In 2009 a magazine survey found that many women in their twenties wanted to stay at home baking while their husbands went out to work: ‘I’d love to be a captive wife.’
Jessica Mann’s thoughtful and emphatic book is a riposte to this, an overview of the Fifties, which she calls a polemic and a personal memoir, winding together fact and opinion with her own experience of being, first a teenager and then a young woman at that time. The result is a richly readable and persuasive piece of work. I found myself reverently ticking the notes I took (‘Yes! Yes!’) while being reminded of aspects of those days I had forgotten — or sublimated.
Mann is the daughter of German Jewish parents who came to this country in the early Thirties, and she was briefly evacuated (without them) to America at the start of the war — a child of the times in every sense.
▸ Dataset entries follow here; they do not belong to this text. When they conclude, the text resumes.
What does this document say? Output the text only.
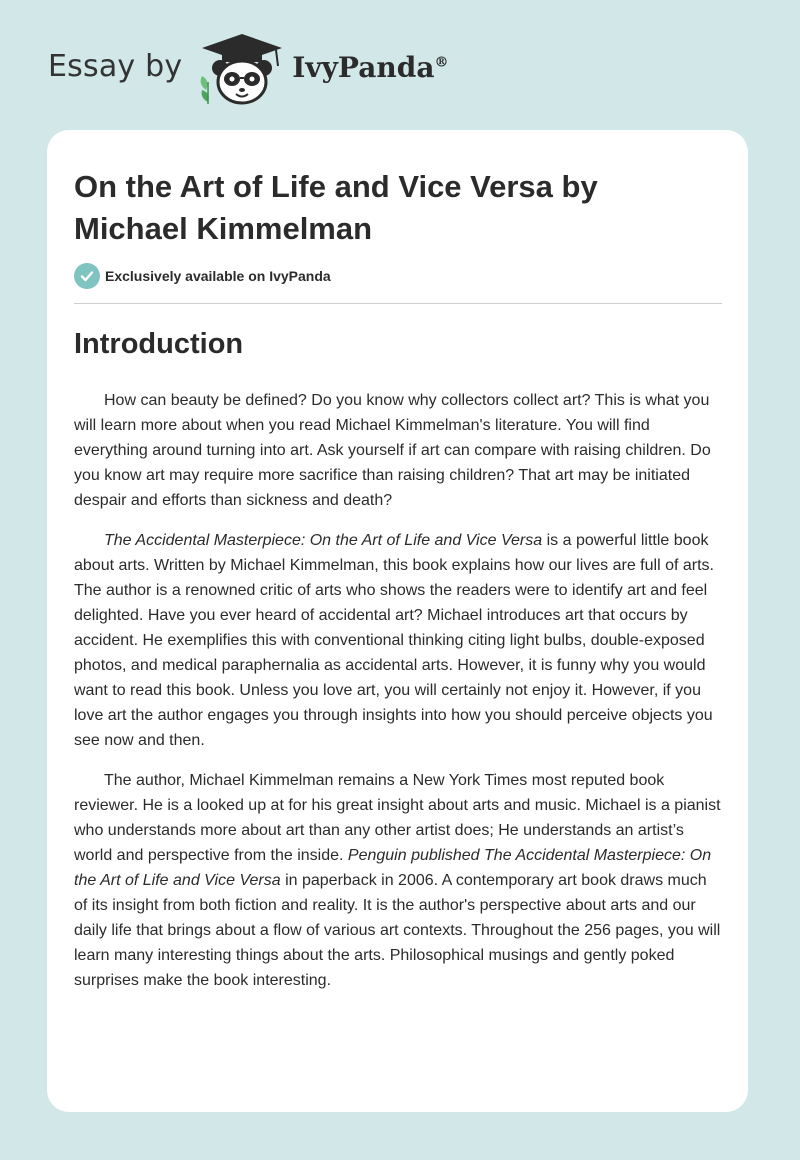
Essay by	IvyPanda®
On the Art of Life and Vice Versa by Michael Kimmelman
Exclusively available on IvyPanda
Introduction

How can beauty be defined? Do you know why collectors collect art? This is what you will learn more about when you read Michael Kimmelman's literature. You will find everything around turning into art. Ask yourself if art can compare with raising children. Do you know art may require more sacrifice than raising children? That art may be initiated despair and efforts than sickness and death?

The Accidental Masterpiece: On the Art of Life and Vice Versa is a powerful little book about arts. Written by Michael Kimmelman, this book explains how our lives are full of arts. The author is a renowned critic of arts who shows the readers were to identify art and feel delighted. Have you ever heard of accidental art? Michael introduces art that occurs by accident. He exemplifies this with conventional thinking citing light bulbs, double-exposed photos, and medical paraphernalia as accidental arts. However, it is funny why you would want to read this book. Unless you love art, you will certainly not enjoy it. However, if you love art the author engages you through insights into how you should perceive objects you see now and then.

The author, Michael Kimmelman remains a New York Times most reputed book reviewer. He is a looked up at for his great insight about arts and music. Michael is a pianist who understands more about art than any other artist does; He understands an artist’s world and perspective from the inside. Penguin published The Accidental Masterpiece: On the Art of Life and Vice Versa in paperback in 2006. A contemporary art book draws much of its insight from both fiction and reality. It is the author's perspective about arts and our daily life that brings about a flow of various art contexts. Throughout the 256 pages, you will learn many interesting things about the arts. Philosophical musings and gently poked surprises make the book interesting.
She went on to Cambridge, married an archeologist, had four children, as well as a distinguished career not just as a writer but also as a public figure, being a member of numerous quangos.
So she is a woman who has successfully defied the obstacles that were in the way of all women half a century ago (and even subsequently). But her objective is to dispel any image of the Fifties as an appealing domestic utopia for women, and she has succeeded in hauling that often grimy era into the daylight, and pointing out the frustrations of many young wives like herself. The title is a bow to the feminist Betty Friedan’s The Feminine Mystique, which spoke out on problems which many women were afraid to admit.
Grimy. Oh dear me, yes — literally as well as metaphorically.